Яндекс.Метрика
Рубрики
Архивы


Яндекс.Метрика




Прошли буквально считанные дни после праздника Победы, и песни еще звучат – особенно отдаваясь в душе. И снова мы вспоминаем своих ушедших дедушек. Да, они были героическими ветеранами, вынесшими на своих плечах всю тяжесть, боль и горечь самой жуткой войны ХХ века, а на своих штыках – врагов, не дав им ни единого шанса закрепиться на родной земле. Но они были и простыми людьми, которые хотели, чтобы был мир, чтобы цвели вишни, а детвора могла заливаться смехом, гладя такого же улыбчивого цуцика, и искренне считая себя счастливыми. Ведь рядом дедушка, самый близкий человек, который победил всех, и теперь будущее безоблачно. Пока ты ребёнок…
Каневская журналистка и литератор Ольга Сергеевна Зорина любезно предоставила нам свой рассказ-посвящение о своём дедушке, человеке, хорошо известном каневчанам-старожилам. Зорин Анатолий Георгиевич был директором СОШ №1, а потом и директором Каневского РОНО в далёкие 60-е годы, и добрая его память осталась надолго. А молодые пусть прочтут рассказ внучки Анатолия Георгиевича, и узнают о человеке великой души, из той когорты атлантов, державших на своих плечах, кажется, весь мир.

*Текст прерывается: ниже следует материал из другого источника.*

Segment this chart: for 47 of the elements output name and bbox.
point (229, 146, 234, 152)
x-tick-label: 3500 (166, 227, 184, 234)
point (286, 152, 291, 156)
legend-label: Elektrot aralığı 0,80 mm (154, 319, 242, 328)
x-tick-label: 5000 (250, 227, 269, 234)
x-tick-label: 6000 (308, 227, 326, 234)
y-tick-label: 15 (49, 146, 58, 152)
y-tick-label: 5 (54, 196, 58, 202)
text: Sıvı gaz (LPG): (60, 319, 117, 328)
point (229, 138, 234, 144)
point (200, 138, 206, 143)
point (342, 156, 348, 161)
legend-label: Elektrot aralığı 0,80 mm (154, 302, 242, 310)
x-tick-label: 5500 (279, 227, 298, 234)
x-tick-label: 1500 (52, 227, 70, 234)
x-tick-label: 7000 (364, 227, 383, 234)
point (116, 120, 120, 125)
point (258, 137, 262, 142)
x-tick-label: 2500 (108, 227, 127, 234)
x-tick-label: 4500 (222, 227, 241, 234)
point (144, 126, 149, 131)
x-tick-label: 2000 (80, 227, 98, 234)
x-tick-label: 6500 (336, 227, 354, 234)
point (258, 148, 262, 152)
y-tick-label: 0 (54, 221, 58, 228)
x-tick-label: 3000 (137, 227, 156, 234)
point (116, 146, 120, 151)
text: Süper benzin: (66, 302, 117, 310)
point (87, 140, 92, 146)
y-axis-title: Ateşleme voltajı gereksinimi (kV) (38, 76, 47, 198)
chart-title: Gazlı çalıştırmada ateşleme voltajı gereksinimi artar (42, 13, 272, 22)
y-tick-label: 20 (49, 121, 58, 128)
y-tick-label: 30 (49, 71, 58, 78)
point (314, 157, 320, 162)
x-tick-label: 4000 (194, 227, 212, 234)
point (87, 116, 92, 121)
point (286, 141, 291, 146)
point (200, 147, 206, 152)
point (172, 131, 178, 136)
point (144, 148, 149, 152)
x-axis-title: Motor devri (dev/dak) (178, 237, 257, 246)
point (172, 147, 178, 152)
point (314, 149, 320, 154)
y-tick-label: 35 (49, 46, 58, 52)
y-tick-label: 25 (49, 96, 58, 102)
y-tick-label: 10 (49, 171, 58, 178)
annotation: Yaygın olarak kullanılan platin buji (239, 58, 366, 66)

 Мир такой красивый, дедушка…
Ольга Зорина
Мне было десять, когда его не стало. Четвёртый класс. В таком же возрасте моя дочка потеряла своего любимого дедушку, моего папу. Когда она сказала: «Я его любила больше, чем вас всех, вместе взятых», я не обиделась – я чувствовала то же самое. Он был тогда самым близким и любимым для меня, во всём мире.
Помню холодную комнату, гроб. Бабушку в шубе – в эту шубу я плакала. Папу с каменным лицом. Тётю, мягко осевшую в снег, когда грянул оркестр (её подхватили и повели, почти понесли). Тузика… Точнее, слёзы, которые катились из собачьих глаз, и влажную шерсть, в которую катились мои слёзы. Мы с Тузиком плакали вместе.
К слову, о Тузике. У дедушки были трепетные отношения с его собаками. Специальной щёткой он чистил им спину и бока – каждый день! Он разговаривал с ними. И каждую ночь отпускал с цепи на волю, побегать. И все они были Тузики. Первый, которого я помню, – коренастый и длинный, чёрный с белым. Дедушка впрягал его в санки, на санки сажал меня, и Тузик мчал по переулку (тогда Центральному). Переулок сходил на нет к реке, точнее, прудику, выкопанному колхозом Победа. Очень смешно было, когда Тузик вылетал на лёд вместе со мной и санками (да, тогда были зимой ещё и снег, и лёд). Лапы скользили, разъезжались…


Второй Тузик появился, когда недобрые дяди застрелили первого. Ночью, в парке (тогда собак бродячих, а заодно и кого попало, отстреливали из ружья). Второго Тузика дедушка принёс с кладбища (сейчас старого, тогда единственного). Он был рыжий и крохотный, но потом очень вырос. И ещё чуть потом в будке у Тузика запищали щенки – из-за субтильного телосложения никто и не заметил, как это вышло. Ну, раз уж вышло, пришлось переименовать Тузика в Муху. Но ни сама Муха, ни все прочие новое имя так и не приняли всерьёз.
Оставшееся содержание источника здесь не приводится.